I'm not saying that there isn't a place for psychopaths and sociopaths in comics. I'm not saying that we cannot depict these problems. But, let's be serious, this is how mental health is treated though out comics Batman is just the microcosm of every problem in the depiction and over-diagnosing of evil as mental illness. His villains are almost universally the criminally insane, and I could make this a much longer essay if I were to get into the idea of the "criminally insane," and the construction of the world around him has at its most important foundation Arkham Asylum.
There are other problems with Batman's villains. Psychiatry is used by Hugo Strange for his nefarious evil (as a psychotic himself, because, again, psychotics are horrible) and Harley Quinn is a psychologist who was infected with the psychopathy of the Joker, because mental problems work that way. Harley's one of the most problematic things in my opinion in Batman comics, but we'll get back to that later (Hint: Battered woman as fetish object in fandom). So, even if Arkham were a place of healing in some respect, mental illness infected it and turned it all evil, at least in Harley's case.
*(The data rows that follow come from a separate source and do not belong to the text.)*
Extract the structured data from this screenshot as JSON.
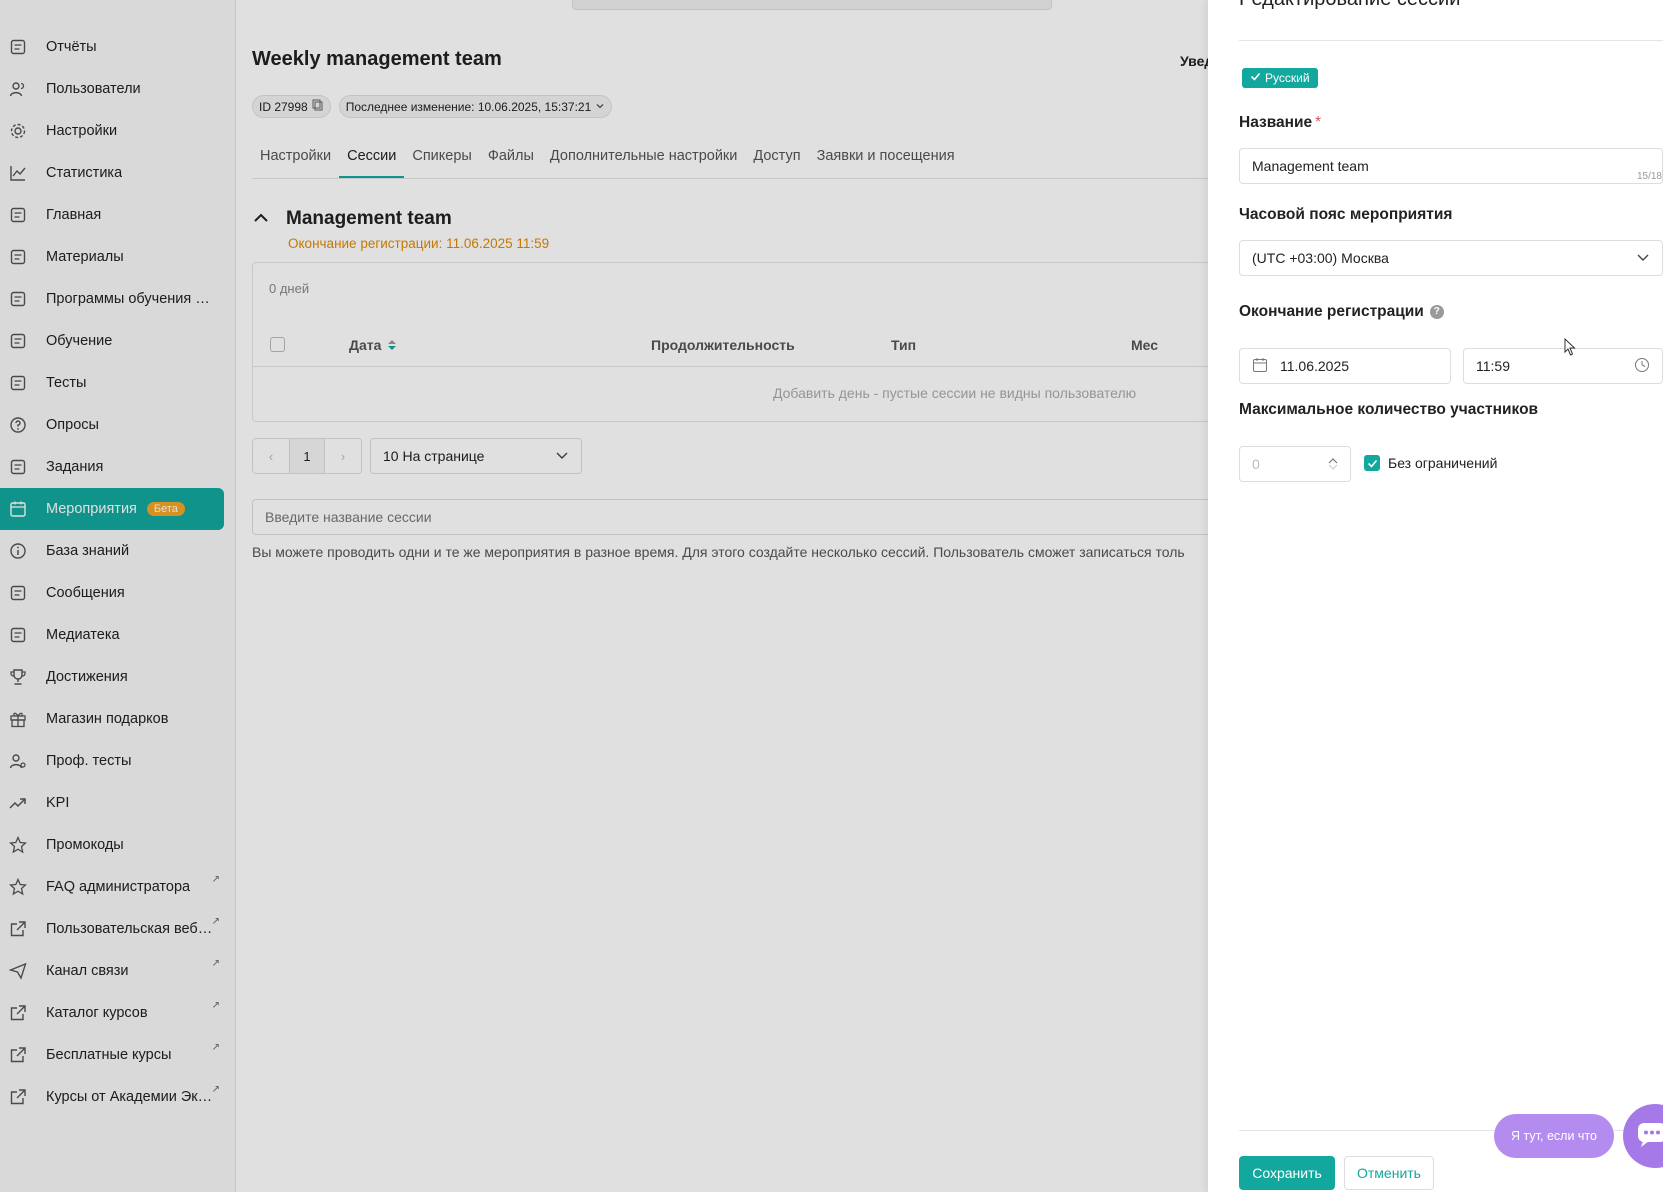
{
  "sidebar": {
    "items": [
      {
        "label": "Отчёты",
        "icon": "reports-icon"
      },
      {
        "label": "Пользователи",
        "icon": "users-icon"
      },
      {
        "label": "Настройки",
        "icon": "gear-icon"
      },
      {
        "label": "Статистика",
        "icon": "chart-icon"
      },
      {
        "label": "Главная",
        "icon": "home-icon"
      },
      {
        "label": "Материалы",
        "icon": "materials-icon"
      },
      {
        "label": "Программы обучения п...",
        "icon": "programs-icon"
      },
      {
        "label": "Обучение",
        "icon": "learning-icon"
      },
      {
        "label": "Тесты",
        "icon": "tests-icon"
      },
      {
        "label": "Опросы",
        "icon": "survey-icon"
      },
      {
        "label": "Задания",
        "icon": "tasks-icon"
      },
      {
        "label": "Мероприятия",
        "icon": "calendar-icon",
        "badge": "Бета",
        "active": true
      },
      {
        "label": "База знаний",
        "icon": "info-icon"
      },
      {
        "label": "Сообщения",
        "icon": "messages-icon"
      },
      {
        "label": "Медиатека",
        "icon": "media-icon"
      },
      {
        "label": "Достижения",
        "icon": "trophy-icon"
      },
      {
        "label": "Магазин подарков",
        "icon": "gift-icon"
      },
      {
        "label": "Проф. тесты",
        "icon": "prof-tests-icon"
      },
      {
        "label": "KPI",
        "icon": "trend-icon"
      },
      {
        "label": "Промокоды",
        "icon": "star-icon"
      },
      {
        "label": "FAQ администратора",
        "icon": "star-icon",
        "external": true
      },
      {
        "label": "Пользовательская веб-...",
        "icon": "external-link-icon",
        "external": true
      },
      {
        "label": "Канал связи",
        "icon": "send-icon",
        "external": true
      },
      {
        "label": "Каталог курсов",
        "icon": "external-link-icon",
        "external": true
      },
      {
        "label": "Бесплатные курсы",
        "icon": "external-link-icon",
        "external": true
      },
      {
        "label": "Курсы от Академии Экв...",
        "icon": "external-link-icon",
        "external": true
      }
    ],
    "external_mark": "↗"
  },
  "main": {
    "title": "Weekly management team",
    "notify_text": "Увед",
    "id_chip": "ID 27998",
    "last_change": "Последнее изменение: 10.06.2025, 15:37:21",
    "tabs": [
      "Настройки",
      "Сессии",
      "Спикеры",
      "Файлы",
      "Дополнительные настройки",
      "Доступ",
      "Заявки и посещения"
    ],
    "active_tab": "Сессии",
    "session": {
      "title": "Management team",
      "reg_end": "Окончание регистрации: 11.06.2025 11:59",
      "days": "0 дней",
      "columns": [
        "Дата",
        "Продолжительность",
        "Тип",
        "Мес"
      ],
      "empty_text": "Добавить день - пустые сессии не видны пользователю"
    },
    "pager": {
      "page": "1",
      "prev": "‹",
      "next": "›",
      "per_page": "10 На странице"
    },
    "session_placeholder": "Введите название сессии",
    "hint": "Вы можете проводить одни и те же мероприятия в разное время. Для этого создайте несколько сессий. Пользователь сможет записаться толь"
  },
  "drawer": {
    "title": "Редактирование сессии",
    "language": "Русский",
    "name_label": "Название",
    "required_mark": "*",
    "name_value": "Management team",
    "name_counter": "15/18",
    "tz_label": "Часовой пояс мероприятия",
    "tz_value": "(UTC +03:00) Москва",
    "reg_end_label": "Окончание регистрации",
    "help_mark": "?",
    "reg_date": "11.06.2025",
    "reg_time": "11:59",
    "max_label": "Максимальное количество участников",
    "max_value": "0",
    "no_limit_label": "Без ограничений",
    "save": "Сохранить",
    "cancel": "Отменить"
  },
  "chat": {
    "bubble": "Я тут, если что"
  },
  "colors": {
    "accent": "#13a89e",
    "warning": "#e08a00",
    "chat": "#b48cf0"
  }
}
Now, some of you may be outraged. Batman's got mental problems to, some may say. Yes. Yes he does. In the most trite fashion possible. I ask you this simple question: When have we ever seen Batman treated as having a mental health which he seeks to understand, which is not an excuse for him to be Batman? In the Batman I've read, which is admittedly not terribly expansive and so I'll be glad if anyone can correct me, I've only seen the character Batman in therapy once. In the Flashpoint universe. Where Thomas Wayne said "Fuck you, I'm not goin' through your stupid therapy!" in fewer words.
Yes, Batman would be diagnosed with PTSD in our society, he witnessed his parents' deaths. And, to their credit, in the comics he is still treated as someone who can function. He's disciplined himself to the extent that he can deal with his traumas. Except no. Take a story like Tower of Babel. Batman's mental issues place him as having betrayed the team. That is to say, when he succumbs to it, he's evil. Really, that evil comes from him being a complete and utter fascist without equivocation, but we'll get to that.
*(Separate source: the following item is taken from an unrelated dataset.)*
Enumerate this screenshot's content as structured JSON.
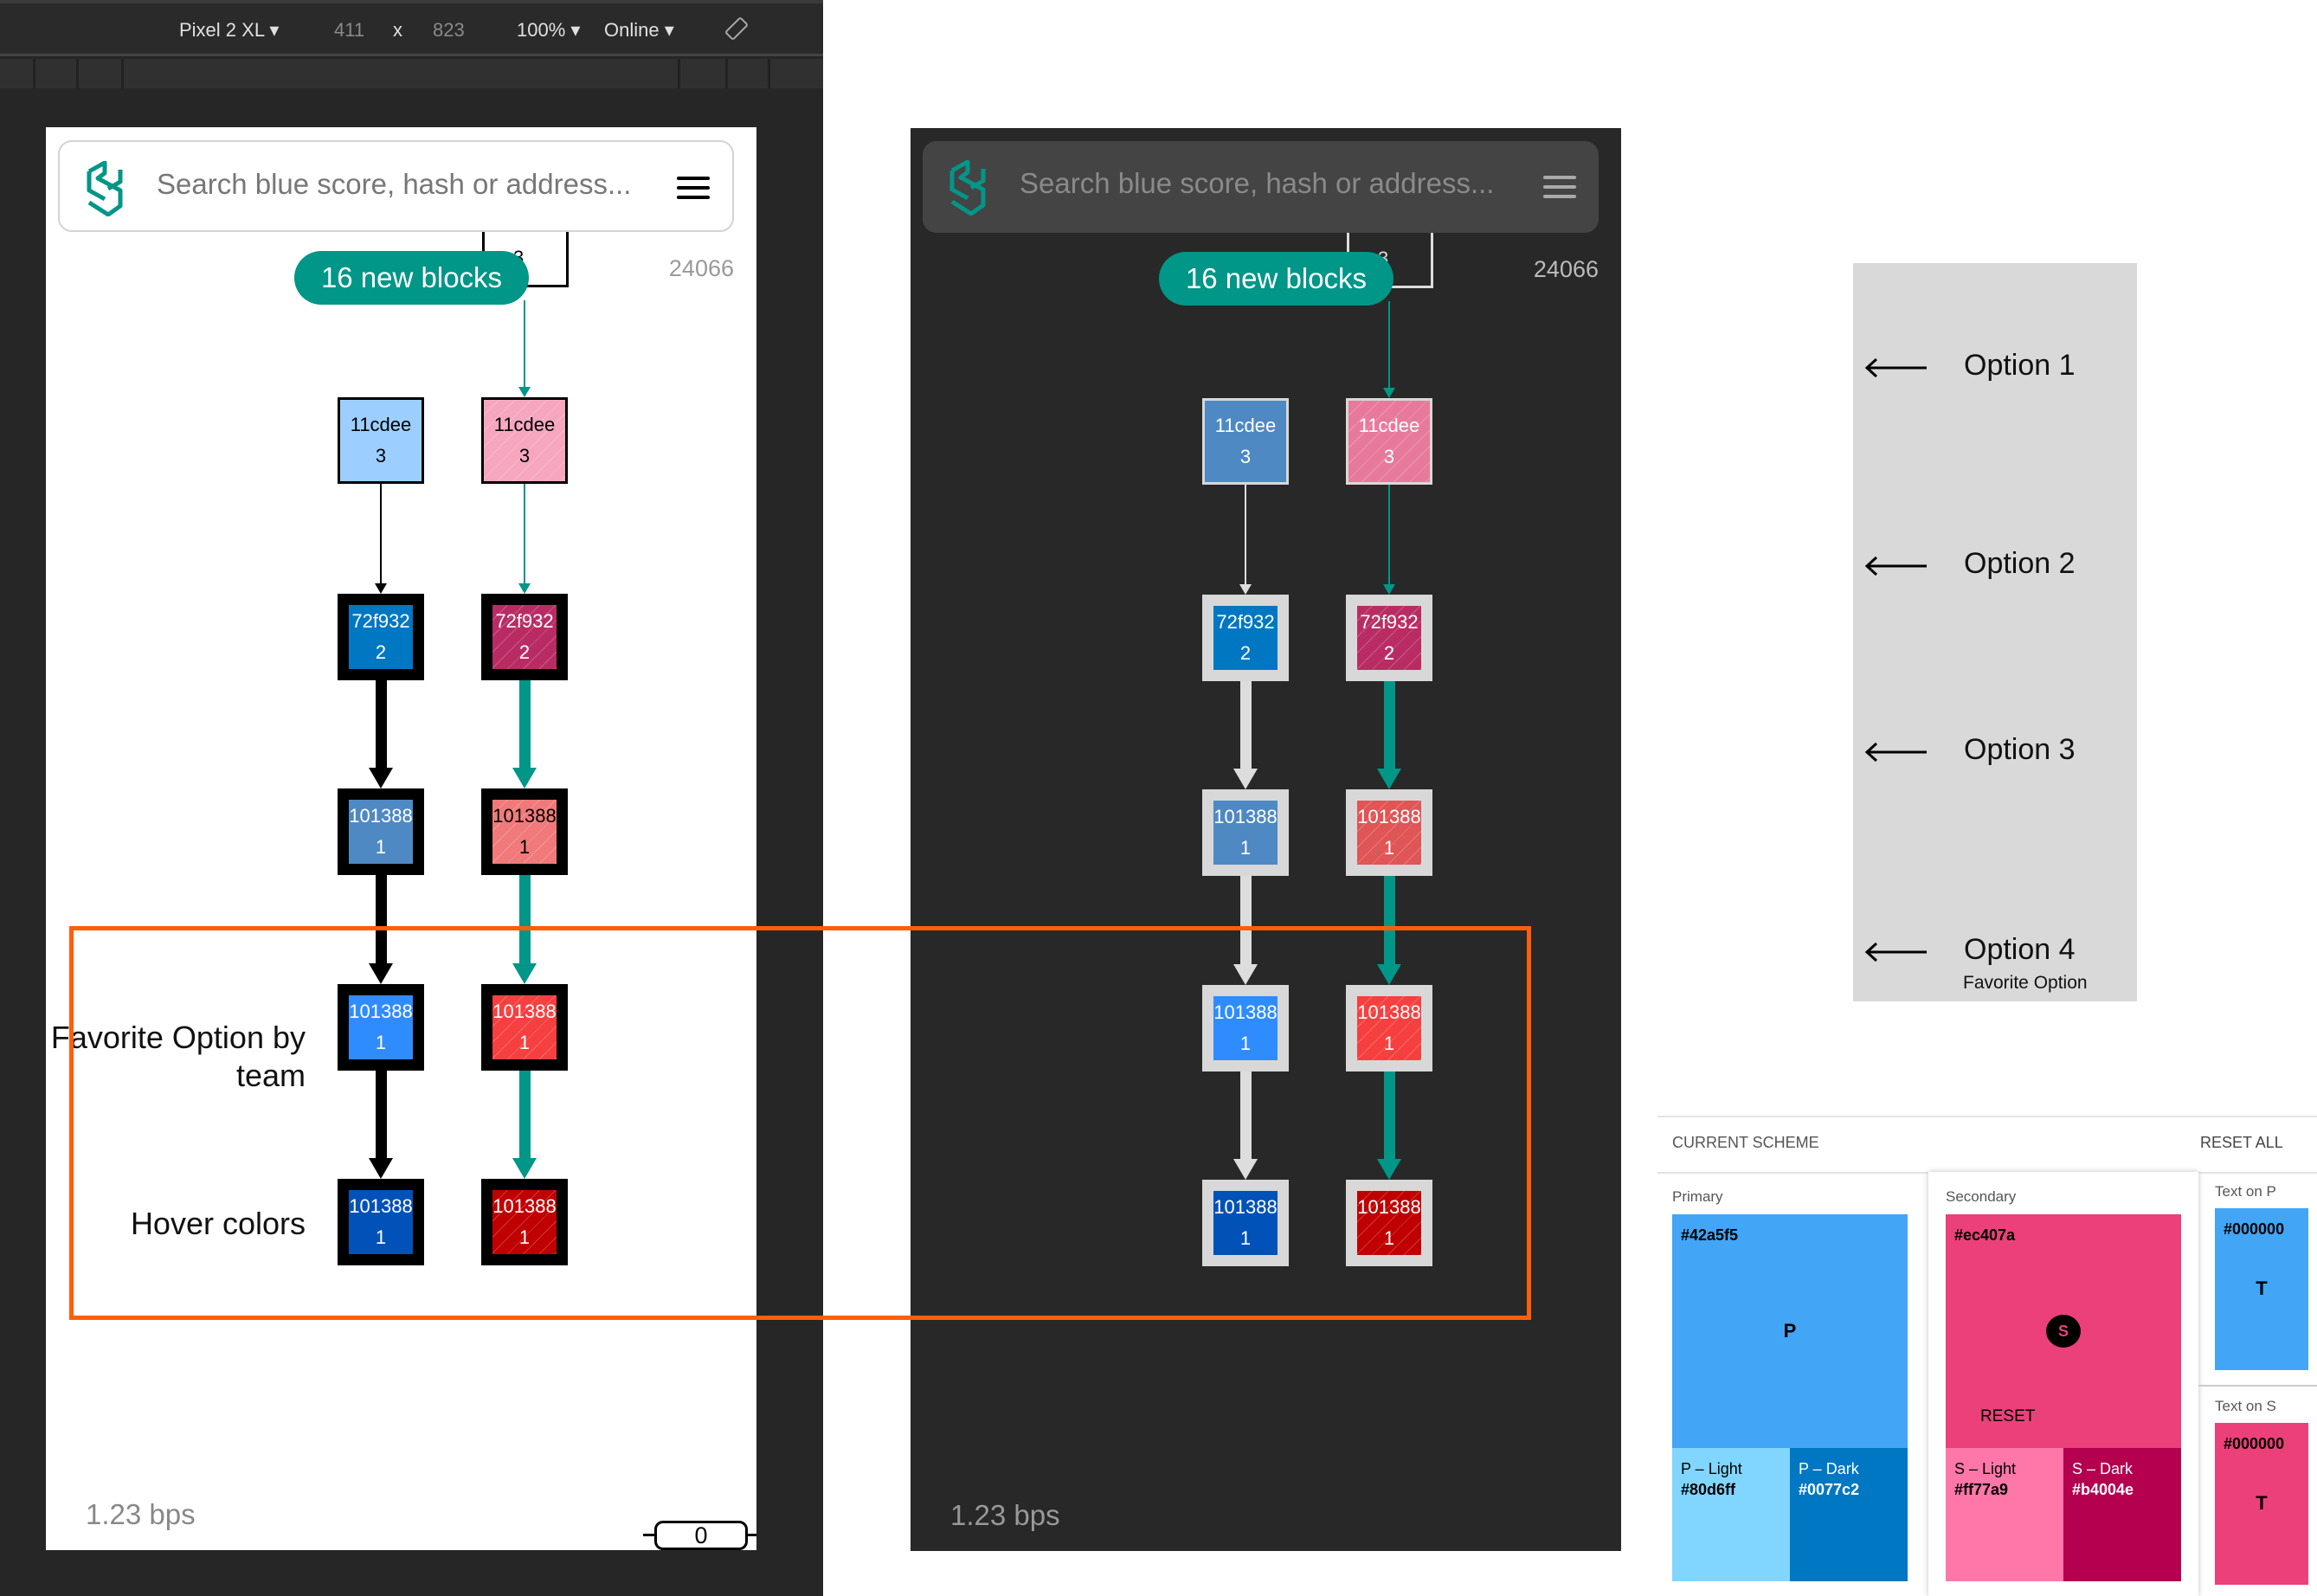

Mental health SHOULD be treated in comics, but it should not be treated as something leading to evil. Take, by contrast to Batman, Spider-man. We can argue the relative traumas of both characters, but its less questionable that Spider-man has a real trauma which pushes him along. Yet, of the two, Spider-man's mental problems are realistic where Batman's aren't. This isn't a problem of DC v. Marvel, mind, if someone were able to actually tell a good story around it, Superman has a great amount of psychical trauma which ought to be explored but isn't. The difference is, Spider-man's problems aren't the character, only an aspect. Batman is every negative of mental health and the depiction of mental health as fixation and root off our concept of evil.
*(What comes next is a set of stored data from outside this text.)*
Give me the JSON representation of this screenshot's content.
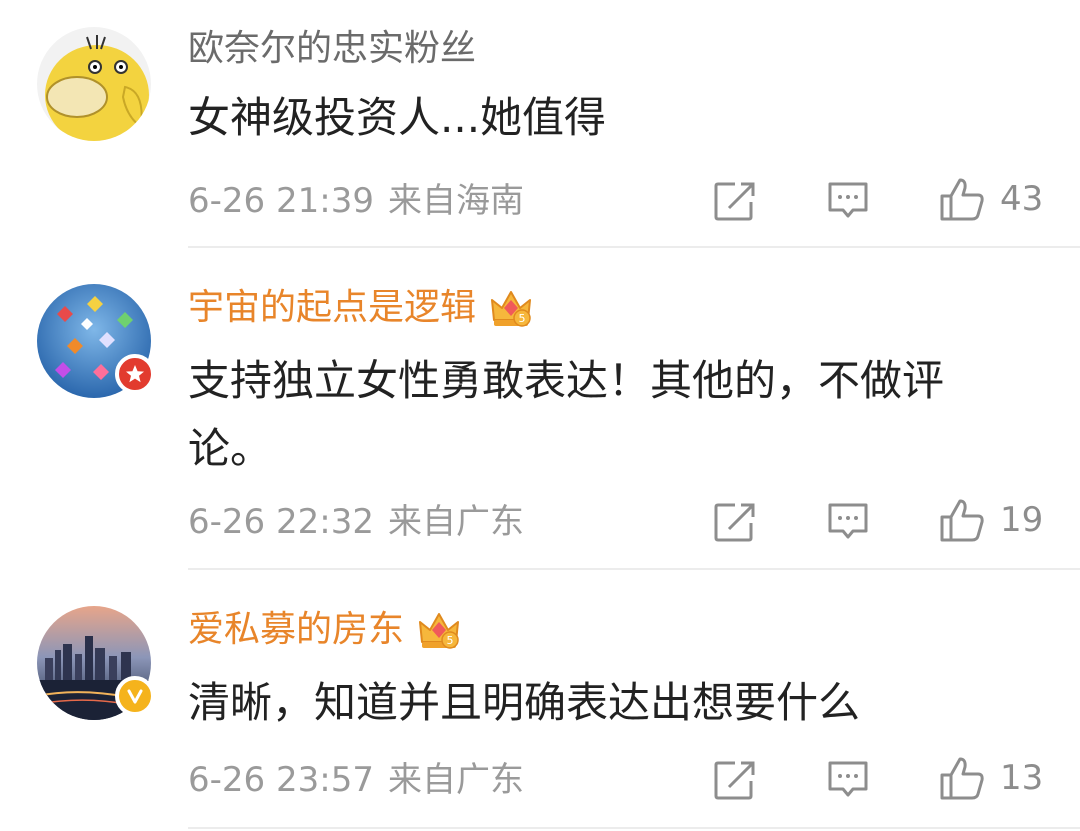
{
  "comments": [
    {
      "username": "欧奈尔的忠实粉丝",
      "vip": false,
      "text": "女神级投资人...她值得",
      "time": "6-26 21:39",
      "location": "来自海南",
      "likes": "43",
      "avatar_icon": "psyduck-avatar"
    },
    {
      "username": "宇宙的起点是逻辑",
      "vip": true,
      "text": "支持独立女性勇敢表达！其他的，不做评论。",
      "time": "6-26 22:32",
      "location": "来自广东",
      "likes": "19",
      "avatar_icon": "kites-sky-avatar",
      "badge": "red-star-badge"
    },
    {
      "username": "爱私募的房东",
      "vip": true,
      "text": "清晰，知道并且明确表达出想要什么",
      "time": "6-26 23:57",
      "location": "来自广东",
      "likes": "13",
      "avatar_icon": "city-skyline-avatar",
      "badge": "gold-v-badge"
    }
  ],
  "colors": {
    "vip_name": "#e8852a",
    "plain_name": "#6b6b6b",
    "body_text": "#222222",
    "meta_text": "#9a9a9a",
    "icon_gray": "#8d8d8d"
  }
}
There is a place for Batman in comics, there's a place for that type of character who's dealing with his traumas in the fashion of a paranoid individual. But he's the ONLY consistent depiction of mental health in comics and as such there is a need for responsibility in the depiction. There is a problem with mental health in comics at large. Our heroes are treated as "sane" while villains are "insane." This is a problem, though, since sanity can still be evil and insanity can still be good.
Batman is the flashpoint of this problem as the earliest progenitor in comics. Hopefully, our American macro-society will get past the super-psycholization of our so-called criminal class, but Batman is the mythology encoding that problem. This is the first of my problems with Batman.